We have traveled approximately 80 kilometers from Blessings Hospital in Lumbadzi and we are nearing the east side of the old trading center of Salima. This area along the lake was once a notorious slave-trading center, but today it is a quiet crossroads community on the road from Lilongwe to Senga Bay, or the north south route from the northern part of the country to the south along the lakeshore of lake Malawi. A sign on the left side of the road indicates we are nearly there and we turn off the main road, and start up a narrow dirt road to the north. Two kilometers and we reach the Salima District Hospital.
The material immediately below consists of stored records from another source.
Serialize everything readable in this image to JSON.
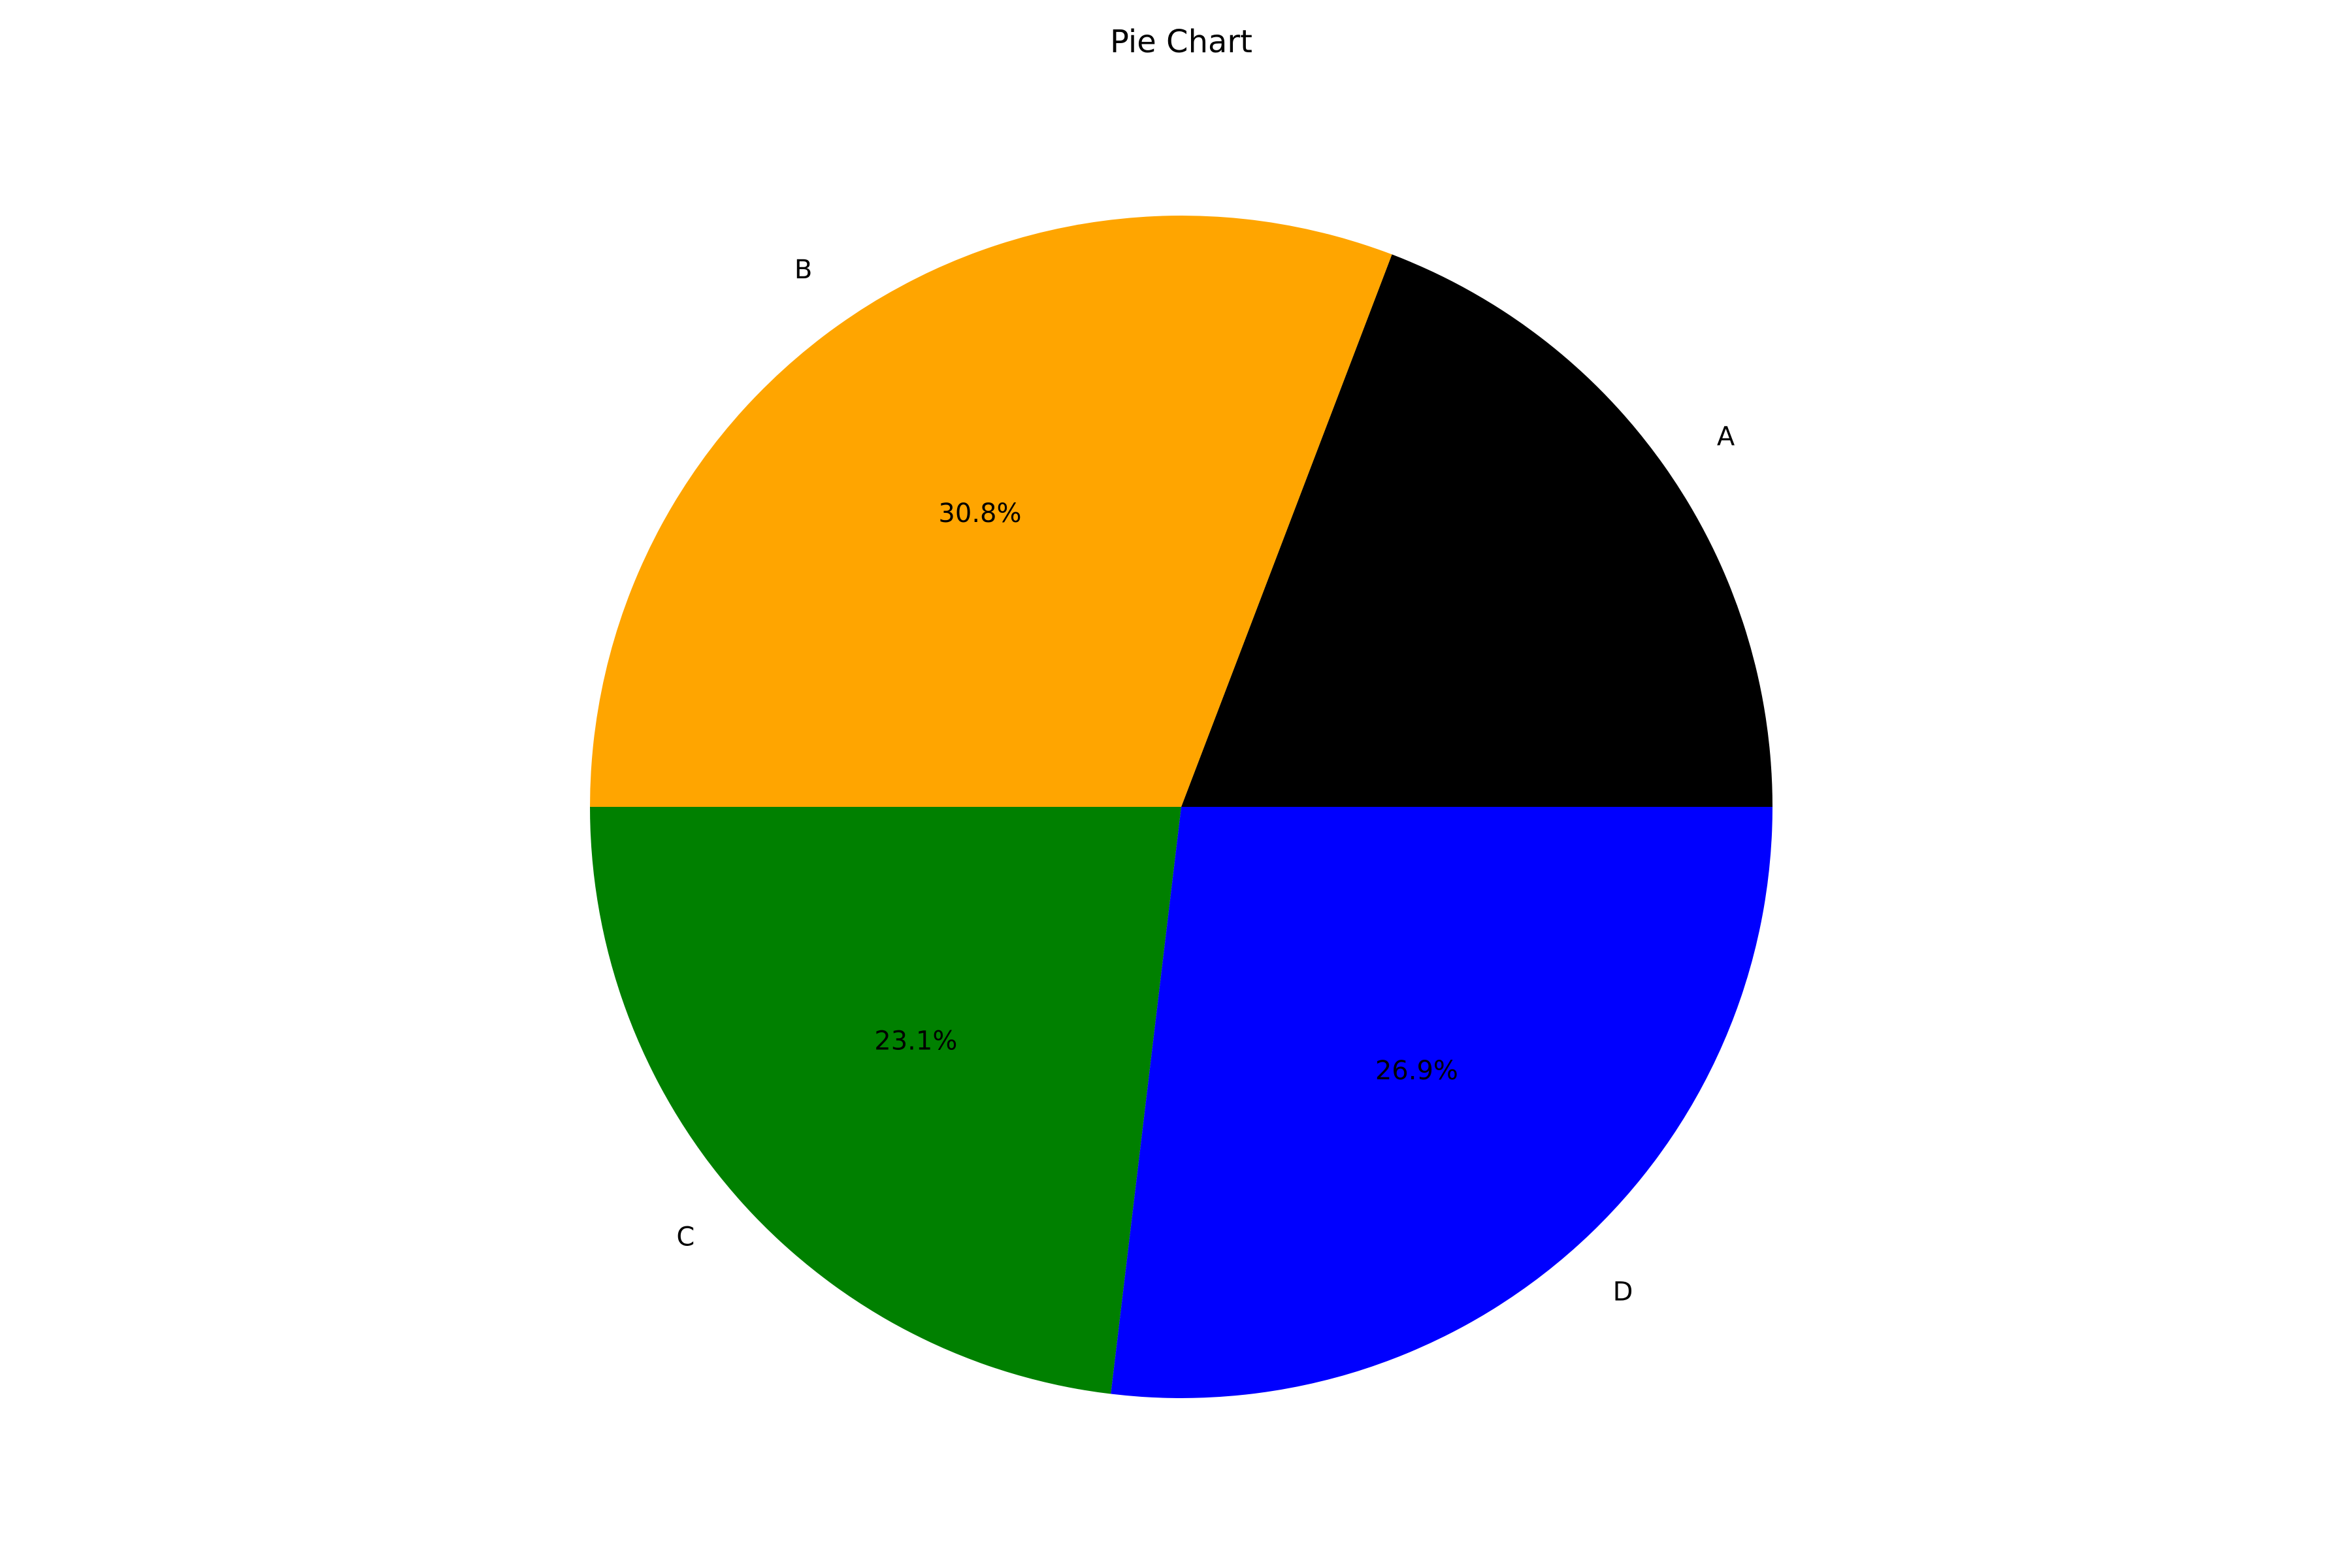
{
  "chart_data": {
    "type": "pie",
    "title": "Pie Chart",
    "categories": [
      "A",
      "B",
      "C",
      "D"
    ],
    "values": [
      19.2,
      30.8,
      23.1,
      26.9
    ],
    "value_labels": [
      "",
      "30.8%",
      "23.1%",
      "26.9%"
    ],
    "colors": [
      "#000000",
      "#ffa500",
      "#008000",
      "#0000ff"
    ],
    "start_angle_deg": 0,
    "direction": "counterclockwise",
    "legend": "none"
  }
}
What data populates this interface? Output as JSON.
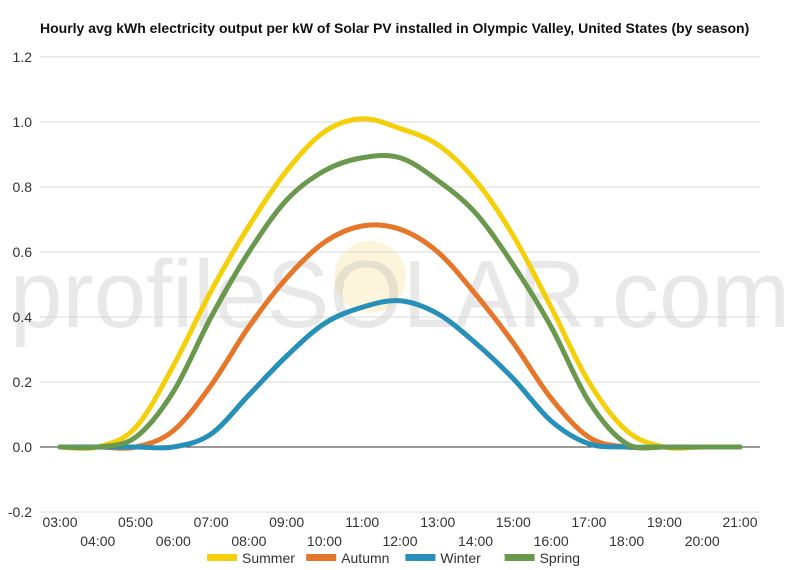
{
  "watermark": "profileSOLAR.com",
  "colors": {
    "grid": "#d9d9d9",
    "zero_line": "#333333",
    "summer": "#f5d00a",
    "autumn": "#e5762a",
    "winter": "#2690b9",
    "spring": "#6a994e"
  },
  "chart_data": {
    "type": "line",
    "title": "Hourly avg kWh electricity output per kW of Solar PV installed in Olympic Valley, United States (by season)",
    "xlabel": "",
    "ylabel": "",
    "x": [
      "03:00",
      "04:00",
      "05:00",
      "06:00",
      "07:00",
      "08:00",
      "09:00",
      "10:00",
      "11:00",
      "12:00",
      "13:00",
      "14:00",
      "15:00",
      "16:00",
      "17:00",
      "18:00",
      "19:00",
      "20:00",
      "21:00"
    ],
    "ylim": [
      -0.2,
      1.2
    ],
    "yticks": [
      "-0.2",
      "0.0",
      "0.2",
      "0.4",
      "0.6",
      "0.8",
      "1.0",
      "1.2"
    ],
    "grid": true,
    "legend_position": "bottom",
    "series": [
      {
        "name": "Summer",
        "color_key": "summer",
        "values": [
          0.0,
          0.0,
          0.06,
          0.25,
          0.48,
          0.68,
          0.85,
          0.97,
          1.01,
          0.98,
          0.93,
          0.82,
          0.65,
          0.43,
          0.2,
          0.05,
          0.0,
          0.0,
          0.0
        ]
      },
      {
        "name": "Autumn",
        "color_key": "autumn",
        "values": [
          0.0,
          0.0,
          0.0,
          0.05,
          0.19,
          0.37,
          0.52,
          0.63,
          0.68,
          0.67,
          0.6,
          0.47,
          0.32,
          0.15,
          0.03,
          0.0,
          0.0,
          0.0,
          0.0
        ]
      },
      {
        "name": "Winter",
        "color_key": "winter",
        "values": [
          0.0,
          0.0,
          0.0,
          0.0,
          0.04,
          0.16,
          0.28,
          0.38,
          0.43,
          0.45,
          0.41,
          0.32,
          0.21,
          0.08,
          0.01,
          0.0,
          0.0,
          0.0,
          0.0
        ]
      },
      {
        "name": "Spring",
        "color_key": "spring",
        "values": [
          0.0,
          0.0,
          0.03,
          0.17,
          0.4,
          0.6,
          0.76,
          0.85,
          0.89,
          0.89,
          0.82,
          0.72,
          0.56,
          0.37,
          0.14,
          0.01,
          0.0,
          0.0,
          0.0
        ]
      }
    ]
  }
}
Government hospitals in Malawi are in tiers. There are the major hospitals in the biggest population centers at the top of the tier. These are Queen Elizabeth in the southern city of Blantyre, Lilongwe Central and Lilongwe Bottom in the central region in the capital city of Lilongwe, and Central Hospital in the northern city of Mzuzu. Just below them are a tier of regional, or district hospitals. These medical facilities function as referral centers for the main hospitals. The third layer is the rural hospitals. There are a large number of these scattered all over the countryside. They feed up the food chain, or referral line to the district hospital. In reverse, the supply line comes back down that chain. From central stores the supplies feed out to each of the main hospitals, and then are fed out to the district hospitals, and on to the rural hospitals. Or at least that is the way it is designed to work. In reality there are never enough supplies. Whether Tylenol for a cold, a band-aid for a cut, rubber gloves for a surgical procedure, or simply burn ointment to ward off an infection there are never enough. The supplies coming down the chain often run out long before they reach the rural hospital out in the bush, yet it is here where the front line war on disease is being carried out. When it cannot be stopped here the hospitals up the line are overwhelmed. This is what is taking place in Malawi. The battle is being lost in the rural areas of the country because of a lack of staff, equipment and resources. In these hospitals you look to see if they have any working equipment. Do they have an X-Ray machine, and is it working? Chances are in most of the rural and regional hospitals there is none, or it has been broken for sometime and there are no funds to repair it. The surgical center in many of the hospitals is just a table with stirrups in a half-clean (or half-dirty depending on how you look at it) room with a tiny lamp, and a single light bulb. Sterilization equipment is broken, and a dingy wash pan or cooking pot is being used to boil the water that will half-sterilize the instruments. Bleach is hard to come by. Needles are used more than once, and a pair of rubber gloves for use in a surgical procedure cannot be found. Wards seldom have enough beds, and never have sheets, pillowcases or towels. A washcloth is unheard of in nearly any hospital.
Unsure of What to Expect
With this entire image in mind I turn into the drive of the Salima District Hospital and prepare to follow Suzi into the cavernous, dark interior. She has been here before. I have not. She knows what to expect. I do not. As I exit the Isuzu at the concrete car park I immediately notice the sign above the main entrance. "Salima District Hospital - Friendly To Babies". As we near the door a staff member calls out to Suzi, "Hello Mama. It is good to see you." I quickly learn this is a medical person that was working in the central region and has been transferred here. A promotion of sorts. We walk into the entrance and along a clean hallway. Halfway down the first corridor I pull out my notebook and pen, as well as my camera and prepare to document the inspection. Almost immediately I am surprised at the comparative cleanliness of the long, wide corridors. Some excellent planning has definitely gone into the construction of this facility, although time and the elements are definitely taking their toll on the walls, windows, doors and ceilings. It looks like the facility has been here some 50 or 60 years, and there is no indication of much improvements that has taken place since then. I have been with her to a number of rural hospital evaluations, and I am not looking forward to viewing certain parts of this one. I would much rather be back at the compound writing a book, building some sort of shelf, or almost anything, rather than walking down the dingy, smelly halls of an African hospital.